Fistula closure was achieved in 89.3% of cases. The success rate for VVF (vesico-vaginal fistula) and RVF (recto-vaginal fistula) surgical repair was 86.9% and 100% respectively, which is higher than the WHO target. Body mass index between 18.5-24.9 kg/m, formal education, antibiotic use, live birth, large fistula size, and home and cesarean delivery were predictors of successful closure of obstetric fistula.

摘要

背景

产科瘘是一种涉及阴道和膀胱或阴道和直肠之间开口的医学病症。
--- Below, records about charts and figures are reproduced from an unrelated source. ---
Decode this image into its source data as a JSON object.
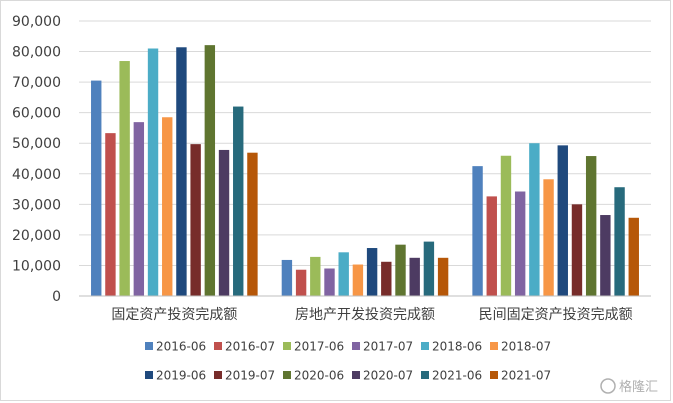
{
  "chart_data": {
    "type": "bar",
    "title": "",
    "xlabel": "",
    "ylabel": "",
    "ylim": [
      0,
      90000
    ],
    "yticks": [
      0,
      10000,
      20000,
      30000,
      40000,
      50000,
      60000,
      70000,
      80000,
      90000
    ],
    "ytick_labels": [
      "0",
      "10,000",
      "20,000",
      "30,000",
      "40,000",
      "50,000",
      "60,000",
      "70,000",
      "80,000",
      "90,000"
    ],
    "categories": [
      "固定资产投资完成额",
      "房地产开发投资完成额",
      "民间固定资产投资完成额"
    ],
    "grid": true,
    "legend_position": "bottom",
    "series": [
      {
        "name": "2016-06",
        "color": "#4f81bd",
        "values": [
          70500,
          11800,
          42500
        ]
      },
      {
        "name": "2016-07",
        "color": "#c0504d",
        "values": [
          53300,
          8600,
          32600
        ]
      },
      {
        "name": "2017-06",
        "color": "#9bbb59",
        "values": [
          76900,
          12800,
          45900
        ]
      },
      {
        "name": "2017-07",
        "color": "#8064a2",
        "values": [
          56900,
          9000,
          34200
        ]
      },
      {
        "name": "2018-06",
        "color": "#4bacc6",
        "values": [
          81000,
          14300,
          50000
        ]
      },
      {
        "name": "2018-07",
        "color": "#f79646",
        "values": [
          58500,
          10300,
          38200
        ]
      },
      {
        "name": "2019-06",
        "color": "#1f497d",
        "values": [
          81400,
          15700,
          49300
        ]
      },
      {
        "name": "2019-07",
        "color": "#772c2a",
        "values": [
          49700,
          11200,
          30000
        ]
      },
      {
        "name": "2020-06",
        "color": "#5f7530",
        "values": [
          82100,
          16800,
          45800
        ]
      },
      {
        "name": "2020-07",
        "color": "#4d3b62",
        "values": [
          47800,
          12500,
          26500
        ]
      },
      {
        "name": "2021-06",
        "color": "#276a7c",
        "values": [
          62000,
          17800,
          35600
        ]
      },
      {
        "name": "2021-07",
        "color": "#b65708",
        "values": [
          46900,
          12500,
          25600
        ]
      }
    ]
  },
  "watermark": {
    "text": "格隆汇"
  }
}
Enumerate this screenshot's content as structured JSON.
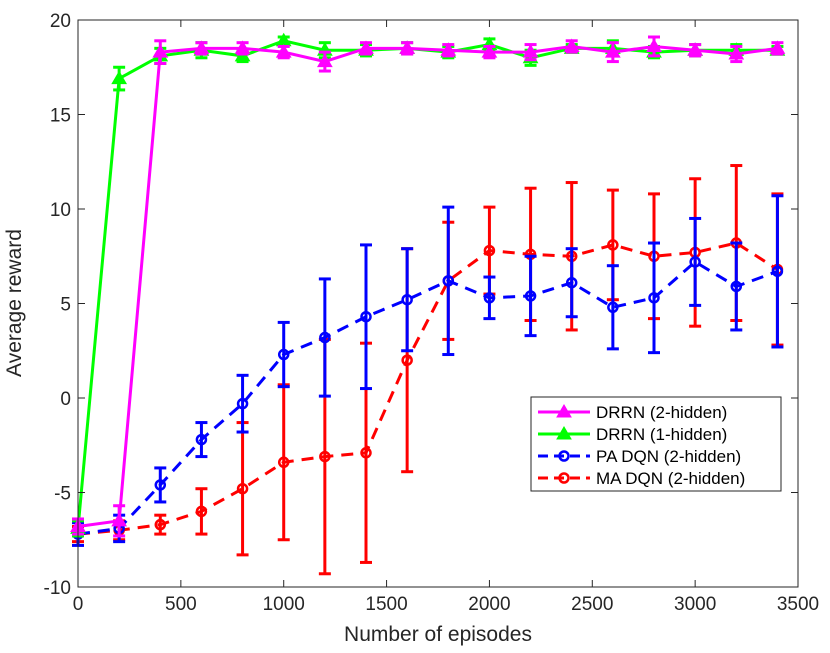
{
  "chart_data": {
    "type": "line",
    "title": "",
    "xlabel": "Number of episodes",
    "ylabel": "Average reward",
    "xlim": [
      0,
      3500
    ],
    "ylim": [
      -10,
      20
    ],
    "x_ticks": [
      0,
      500,
      1000,
      1500,
      2000,
      2500,
      3000,
      3500
    ],
    "y_ticks": [
      -10,
      -5,
      0,
      5,
      10,
      15,
      20
    ],
    "grid": false,
    "legend_position": "center-right",
    "series": [
      {
        "name": "DRRN (2-hidden)",
        "color": "#ff00ff",
        "dash": "solid",
        "marker": "triangle",
        "x": [
          0,
          200,
          400,
          600,
          800,
          1000,
          1200,
          1400,
          1600,
          1800,
          2000,
          2200,
          2400,
          2600,
          2800,
          3000,
          3200,
          3400
        ],
        "y": [
          -6.8,
          -6.5,
          18.3,
          18.5,
          18.5,
          18.3,
          17.8,
          18.5,
          18.5,
          18.4,
          18.3,
          18.3,
          18.6,
          18.3,
          18.6,
          18.4,
          18.2,
          18.5
        ],
        "err": [
          0.4,
          0.8,
          0.6,
          0.3,
          0.3,
          0.3,
          0.5,
          0.3,
          0.3,
          0.3,
          0.3,
          0.4,
          0.3,
          0.5,
          0.5,
          0.3,
          0.4,
          0.3
        ]
      },
      {
        "name": "DRRN (1-hidden)",
        "color": "#00ff00",
        "dash": "solid",
        "marker": "triangle",
        "x": [
          0,
          200,
          400,
          600,
          800,
          1000,
          1200,
          1400,
          1600,
          1800,
          2000,
          2200,
          2400,
          2600,
          2800,
          3000,
          3200,
          3400
        ],
        "y": [
          -6.9,
          16.9,
          18.1,
          18.4,
          18.1,
          18.9,
          18.4,
          18.4,
          18.5,
          18.3,
          18.7,
          18.0,
          18.5,
          18.5,
          18.3,
          18.4,
          18.4,
          18.4
        ],
        "err": [
          0.4,
          0.6,
          0.4,
          0.4,
          0.3,
          0.2,
          0.4,
          0.3,
          0.3,
          0.3,
          0.3,
          0.4,
          0.2,
          0.4,
          0.3,
          0.3,
          0.3,
          0.2
        ]
      },
      {
        "name": "PA DQN (2-hidden)",
        "color": "#0000ff",
        "dash": "dashed",
        "marker": "circle",
        "x": [
          0,
          200,
          400,
          600,
          800,
          1000,
          1200,
          1400,
          1600,
          1800,
          2000,
          2200,
          2400,
          2600,
          2800,
          3000,
          3200,
          3400
        ],
        "y": [
          -7.2,
          -6.9,
          -4.6,
          -2.2,
          -0.3,
          2.3,
          3.2,
          4.3,
          5.2,
          6.2,
          5.3,
          5.4,
          6.1,
          4.8,
          5.3,
          7.2,
          5.9,
          6.7
        ],
        "err": [
          0.6,
          0.7,
          0.9,
          0.9,
          1.5,
          1.7,
          3.1,
          3.8,
          2.7,
          3.9,
          1.1,
          2.1,
          1.8,
          2.2,
          2.9,
          2.3,
          2.3,
          4.0
        ]
      },
      {
        "name": "MA DQN (2-hidden)",
        "color": "#ff0000",
        "dash": "dashed",
        "marker": "circle",
        "x": [
          0,
          200,
          400,
          600,
          800,
          1000,
          1200,
          1400,
          1600,
          1800,
          2000,
          2200,
          2400,
          2600,
          2800,
          3000,
          3200,
          3400
        ],
        "y": [
          -7.2,
          -7.0,
          -6.7,
          -6.0,
          -4.8,
          -3.4,
          -3.1,
          -2.9,
          2.0,
          6.2,
          7.8,
          7.6,
          7.5,
          8.1,
          7.5,
          7.7,
          8.2,
          6.8
        ],
        "err": [
          0.4,
          0.5,
          0.5,
          1.2,
          3.5,
          4.1,
          6.2,
          5.8,
          5.9,
          3.1,
          2.3,
          3.5,
          3.9,
          2.9,
          3.3,
          3.9,
          4.1,
          4.0
        ]
      }
    ]
  }
}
2010 年至 2013 年,埃塞俄比亚每年平均约有 2000 名妇女接受产科瘘手术。产科瘘修复的成功率和失败率因中心而异,由许多因素决定。因此,本研究旨在评估梅开勒·哈林瘘管中心(MHFC)产科瘘修补术的预测因素和结果。

方法

对 MHFC 328 例产科瘘患者的回顾性病历进行了多变量逻辑回归分析。当 p 值小于 0.05 时,宣布存在显著关联,并通过计算 95%CI 中的优势比来确定关联的强度。使用 SPSS 版本 24 进行分析。

结果

接受过正规教育的产科瘘患者比未接受过正规教育的产科瘘患者成功修复的可能性高 13%。此外,活产的产科瘘患者成功修复的可能性是死产患者的 32.325 倍(exp(β)=32.325)。

结论

89.3%的病例实现了瘘管闭合。阴道瘘(VVF)和直肠阴道瘘(RVF)手术修复的成功率分别为 86.9%和 100%,高于世卫组织的目标。18.5-24.9kg/m 之间的体重指数、正规教育、抗生素使用、活产、大瘘管大小、家庭分娩和剖宫产是产科瘘成功闭合的预测因素。